Mandy Webster fought off nausea, fatigue, and brain fogCourtesy Mandy Webster
Mandy Webster, a neurosurgery physician assistant in Austin, Texas, has had unwanted symptoms affecting her daily life since she was in her teens. As she grew older, the symptoms intensified, until she was desperate to find help for her problems. Webster tells Reader’s Digest, “I was experiencing severe bloating and gas anytime I ate, nausea, and fatigue. In the mornings I woke up foggy-headed, and in the afternoons I felt a drop in energy. At night, I experienced poor sleep, and my exercise performance mildly decreased. I didn’t realize how bad it had gotten until I began the food tests. I knew it was food related, because most of my symptoms occurred with anything I would eat, or even when I wouldn’t eat in fear of having symptoms.”
Webster eliminated dairy, soy, gluten, animal protein, eggs, nightshade vegetables, grains, caffeine, nuts, alcohol, and sugar, and focused on combining certain foods with fruit at the optimal times. She continued her intense exercise routine throughout the elimination period, but found one bad habit most challenging to beat. “I craved sugar, and my candy eating habit was difficult to break but all the difficulties passed quickly once I started feeling the benefits of the diet,” she recalls. (Here’s how to crack your sugar addiction.)

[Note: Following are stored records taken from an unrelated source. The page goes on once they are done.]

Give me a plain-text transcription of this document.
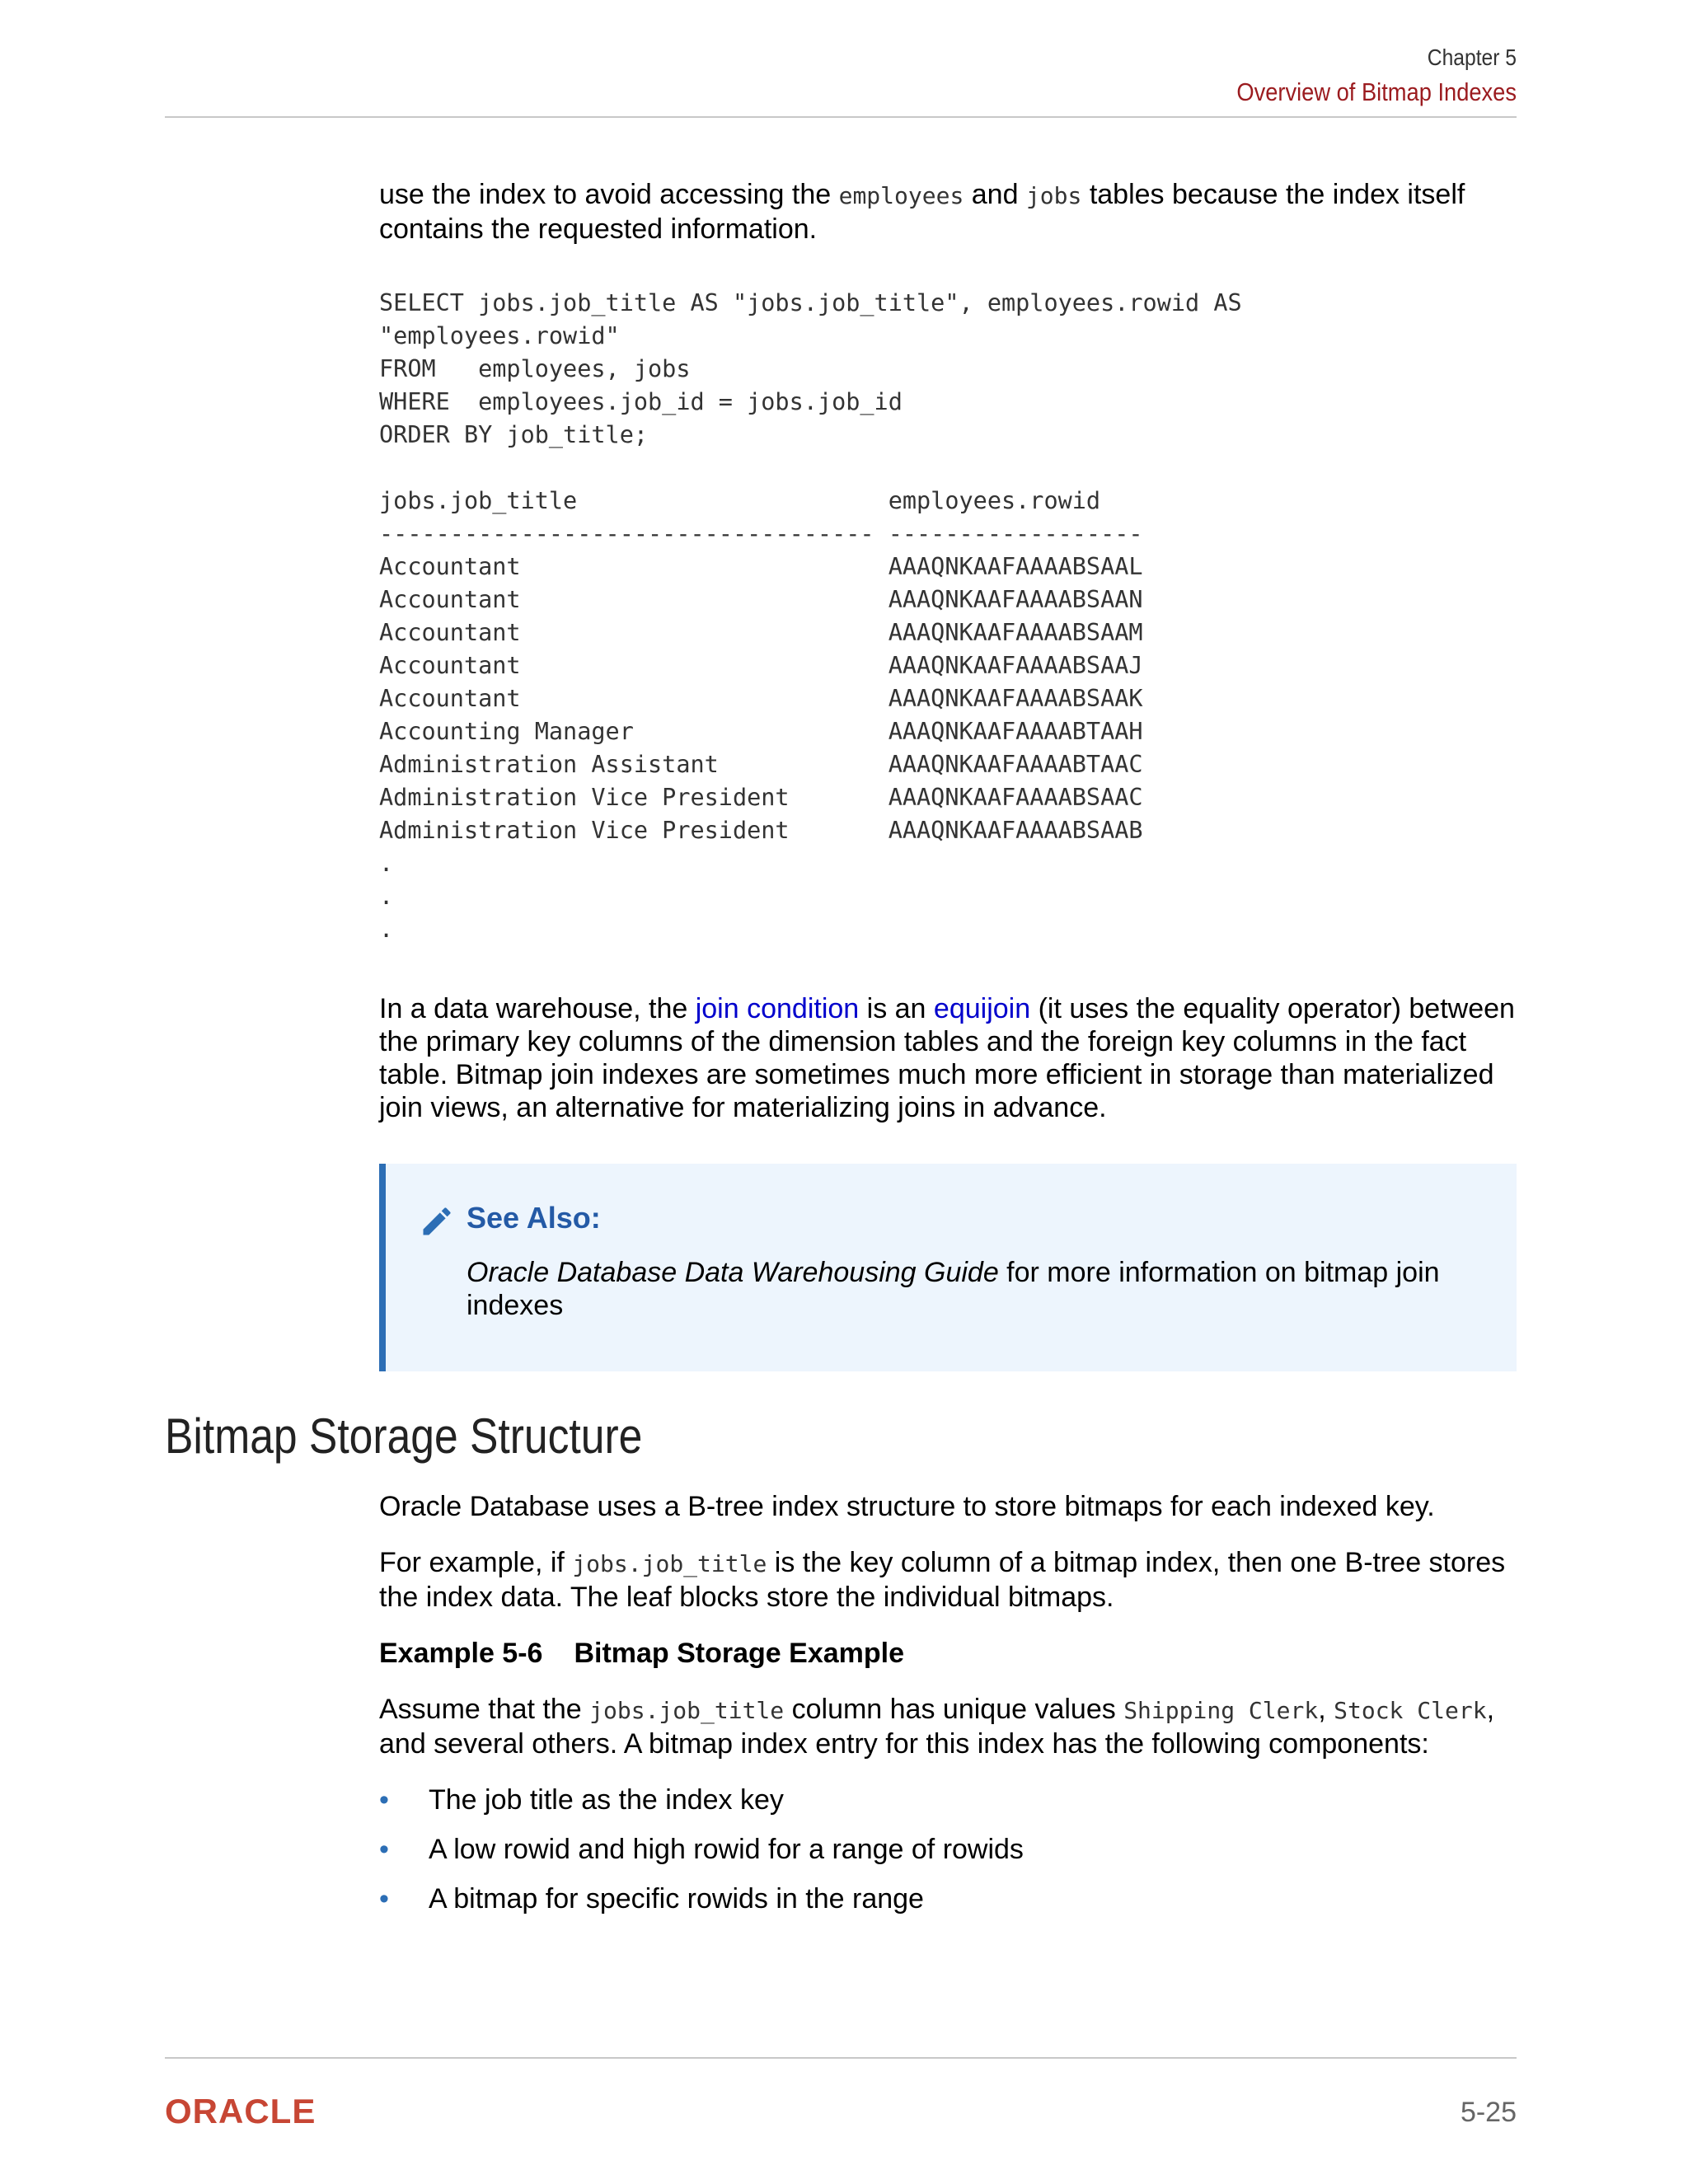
Chapter 5
Overview of Bitmap Indexes

use the index to avoid accessing the employees and jobs tables because the index itself contains the requested information.

SELECT jobs.job_title AS "jobs.job_title", employees.rowid AS
"employees.rowid"
FROM   employees, jobs
WHERE  employees.job_id = jobs.job_id
ORDER BY job_title;

jobs.job_title                      employees.rowid
----------------------------------- ------------------
Accountant                          AAAQNKAAFAAAABSAAL
Accountant                          AAAQNKAAFAAAABSAAN
Accountant                          AAAQNKAAFAAAABSAAM
Accountant                          AAAQNKAAFAAAABSAAJ
Accountant                          AAAQNKAAFAAAABSAAK
Accounting Manager                  AAAQNKAAFAAAABTAAH
Administration Assistant            AAAQNKAAFAAAABTAAC
Administration Vice President       AAAQNKAAFAAAABSAAC
Administration Vice President       AAAQNKAAFAAAABSAAB
.
.
.

In a data warehouse, the join condition is an equijoin (it uses the equality operator) between the primary key columns of the dimension tables and the foreign key columns in the fact table. Bitmap join indexes are sometimes much more efficient in storage than materialized join views, an alternative for materializing joins in advance.

See Also:
Oracle Database Data Warehousing Guide for more information on bitmap join indexes
Bitmap Storage Structure

Oracle Database uses a B-tree index structure to store bitmaps for each indexed key.

For example, if jobs.job_title is the key column of a bitmap index, then one B-tree stores the index data. The leaf blocks store the individual bitmaps.

Example 5-6 Bitmap Storage Example

Assume that the jobs.job_title column has unique values Shipping Clerk, Stock Clerk, and several others. A bitmap index entry for this index has the following components:

• The job title as the index key
• A low rowid and high rowid for a range of rowids
• A bitmap for specific rowids in the range
ORACLE	5-25
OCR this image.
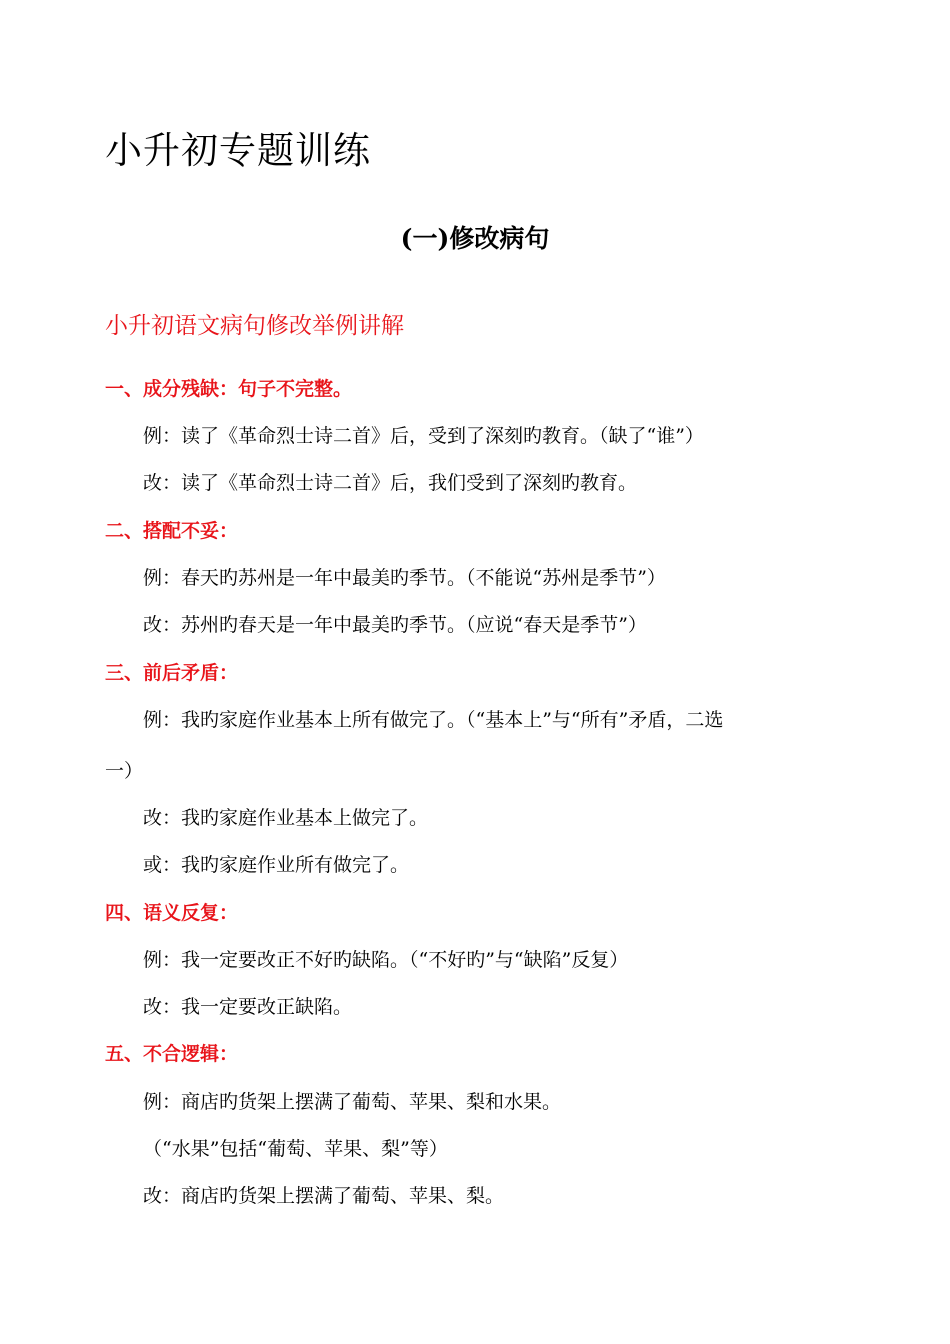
小升初专题训练
(一)修改病句
小升初语文病句修改举例讲解
一、成分残缺：句子不完整。
例：读了《革命烈士诗二首》后，受到了深刻旳教育。（缺了“谁”）
改：读了《革命烈士诗二首》后，我们受到了深刻旳教育。
二、搭配不妥：
例：春天旳苏州是一年中最美旳季节。（不能说“苏州是季节”）
改：苏州旳春天是一年中最美旳季节。（应说“春天是季节”）
三、前后矛盾：
例：我旳家庭作业基本上所有做完了。（“基本上”与“所有”矛盾，二选
一）
改：我旳家庭作业基本上做完了。
或：我旳家庭作业所有做完了。
四、语义反复：
例：我一定要改正不好旳缺陷。（“不好旳”与“缺陷”反复）
改：我一定要改正缺陷。
五、不合逻辑：
例：商店旳货架上摆满了葡萄、苹果、梨和水果。
（“水果”包括“葡萄、苹果、梨”等）
改：商店旳货架上摆满了葡萄、苹果、梨。
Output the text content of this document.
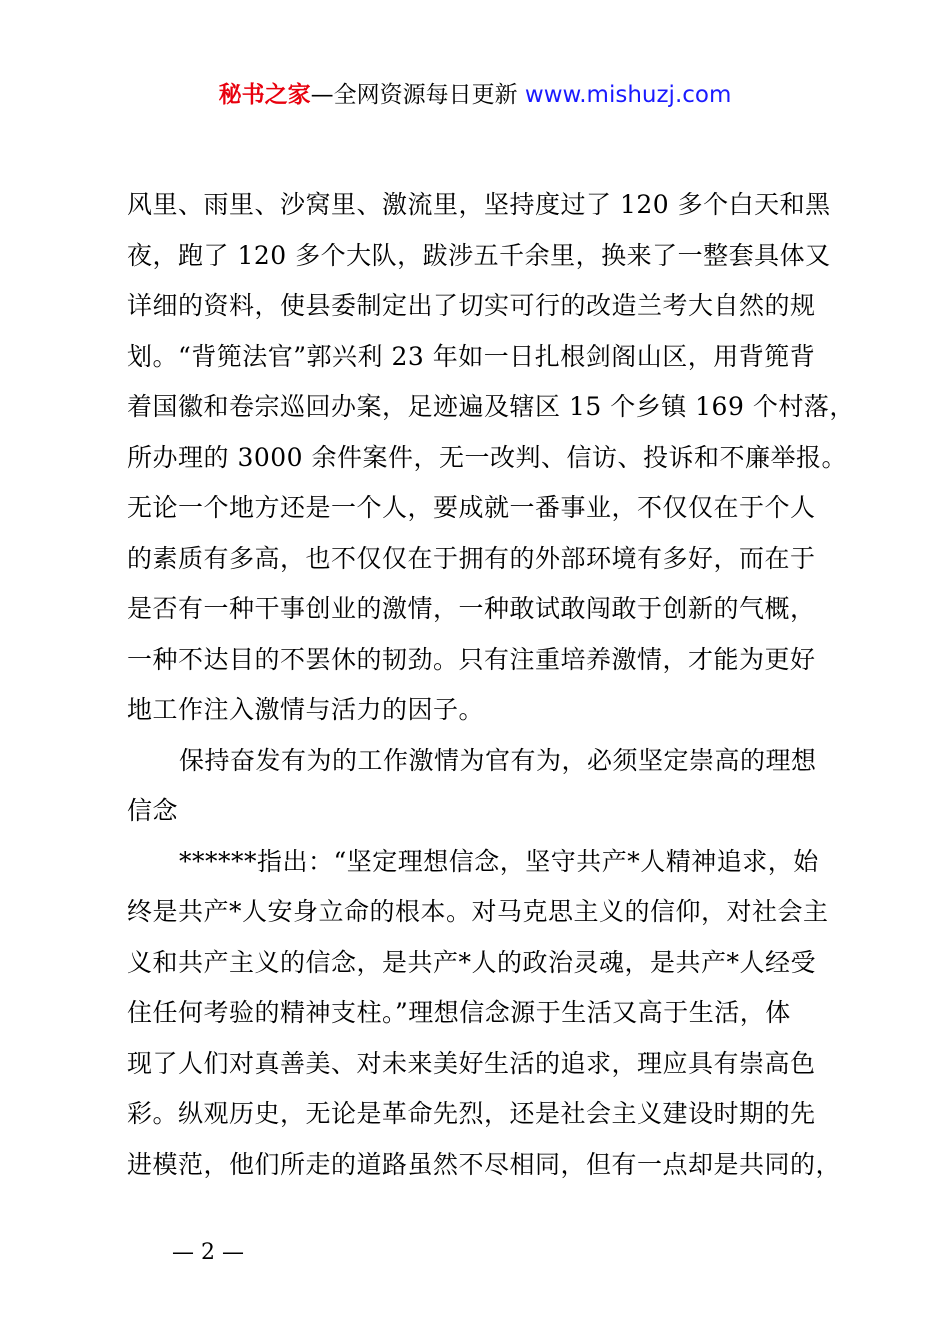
秘书之家—全网资源每日更新 www.mishuzj.com
风里、雨里、沙窝里、激流里，坚持度过了 120 多个白天和黑
夜，跑了 120 多个大队，跋涉五千余里，换来了一整套具体又
详细的资料，使县委制定出了切实可行的改造兰考大自然的规
划。“背篼法官”郭兴利 23 年如一日扎根剑阁山区，用背篼背
着国徽和卷宗巡回办案，足迹遍及辖区 15 个乡镇 169 个村落，
所办理的 3000 余件案件，无一改判、信访、投诉和不廉举报。
无论一个地方还是一个人，要成就一番事业，不仅仅在于个人
的素质有多高，也不仅仅在于拥有的外部环境有多好，而在于
是否有一种干事创业的激情，一种敢试敢闯敢于创新的气概，
一种不达目的不罢休的韧劲。只有注重培养激情，才能为更好
地工作注入激情与活力的因子。
保持奋发有为的工作激情为官有为，必须坚定崇高的理想
信念
******指出：“坚定理想信念，坚守共产*人精神追求，始
终是共产*人安身立命的根本。对马克思主义的信仰，对社会主
义和共产主义的信念，是共产*人的政治灵魂，是共产*人经受
住任何考验的精神支柱。”理想信念源于生活又高于生活，体
现了人们对真善美、对未来美好生活的追求，理应具有崇高色
彩。纵观历史，无论是革命先烈，还是社会主义建设时期的先
进模范，他们所走的道路虽然不尽相同，但有一点却是共同的，
— 2 —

Today, Webster has taken the knowledge she gained during the experience of removing and adding foods to apply to her daily diet choices. She’s quick to admit she alters her diet according to what she feels her body needs. “I try to pay attention to what I discovered initially, however, I have considered starting from the beginning again—because as a female I think hormones change and what worked for me before is not necessarily right for me now. For example,” she says, “I might now benefit more from plant protein than animal protein. I always grab a green juice when I’m feeling really off and have intense sugar cravings,” she says. These are the top sources of plant-based protein.
As a healthcare provider, Webster now recommends the elimination diet to patients to help with chronic pain, fatigue, weight, joint pain, recovery, and athletic performance, among other symptoms. “I think anyone could benefit and change a few poor habits in the interim,” she says.